I would be very interested to read some educated speculation concerning why there is no c++ standard way to handle unbuffered input, e.g. something like getch + kbhit. For literally decades, innumerable c++ console programmers have sought a way to simply implement, "Press any key to continue..." The fact that this is still not available in a standard library seems so unlikely and perverse that I am inclined to wonder if it is conspiratorial.
This doesn't seem necessarily any more platform-dependent than the other aspects of I/O that the standard does address. It is not like graphics, in which assumptions must be made about hardware capabilities. Its functional domain is more akin to that of standard iostream, in that it is expletive deleted exactly the same thing, but without waiting for the enter key. I presume that it would be relatively trivial to add this to the existing I/O standard.

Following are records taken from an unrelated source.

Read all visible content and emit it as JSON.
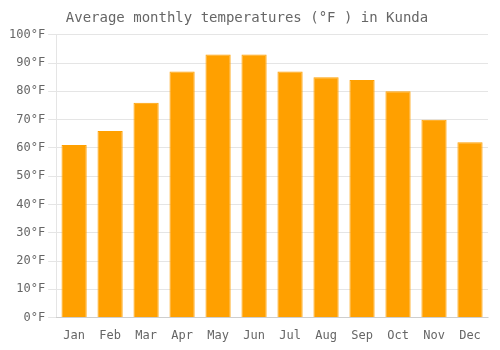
{
  "chart_data": {
    "type": "bar",
    "title": "Average monthly temperatures (°F ) in Kunda",
    "categories": [
      "Jan",
      "Feb",
      "Mar",
      "Apr",
      "May",
      "Jun",
      "Jul",
      "Aug",
      "Sep",
      "Oct",
      "Nov",
      "Dec"
    ],
    "values": [
      61,
      66,
      76,
      87,
      93,
      93,
      87,
      85,
      84,
      80,
      70,
      62
    ],
    "color": "#FFA000",
    "ylim": [
      0,
      100
    ],
    "yticks": [
      {
        "value": 0,
        "label": "0°F"
      },
      {
        "value": 10,
        "label": "10°F"
      },
      {
        "value": 20,
        "label": "20°F"
      },
      {
        "value": 30,
        "label": "30°F"
      },
      {
        "value": 40,
        "label": "40°F"
      },
      {
        "value": 50,
        "label": "50°F"
      },
      {
        "value": 60,
        "label": "60°F"
      },
      {
        "value": 70,
        "label": "70°F"
      },
      {
        "value": 80,
        "label": "80°F"
      },
      {
        "value": 90,
        "label": "90°F"
      },
      {
        "value": 100,
        "label": "100°F"
      }
    ],
    "grid": true
  }
}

Likewise, it doesn't seem to be any less essential than other modes of I/O. I think that almost every console programmer has investigated a way to do it, most consider adopting a non-standard method because it is the only option, and a significant fraction of us have extensively used non-standard methods. How does this not qualify for inclusion in the standard while something like expletive deleted "get_money" does? Though I'm sure it is not, it nonetheless superficially seems quite arbitrary.
Is this simply a huge oversight? If not, what are the technical reasons for why this cannot be standardized? And if it could be standardized, and if it has been considered by those who influence the standard, then who is responsible for all these years of suffering without it? And I mean who exactly, as in names and contact info, preferably recent photographs, home addresses, and daily schedules.
P.S.: Please forgive my improprieties, but I am feeling particularly disinclined to disguise my wroth demeanor concerning this matter.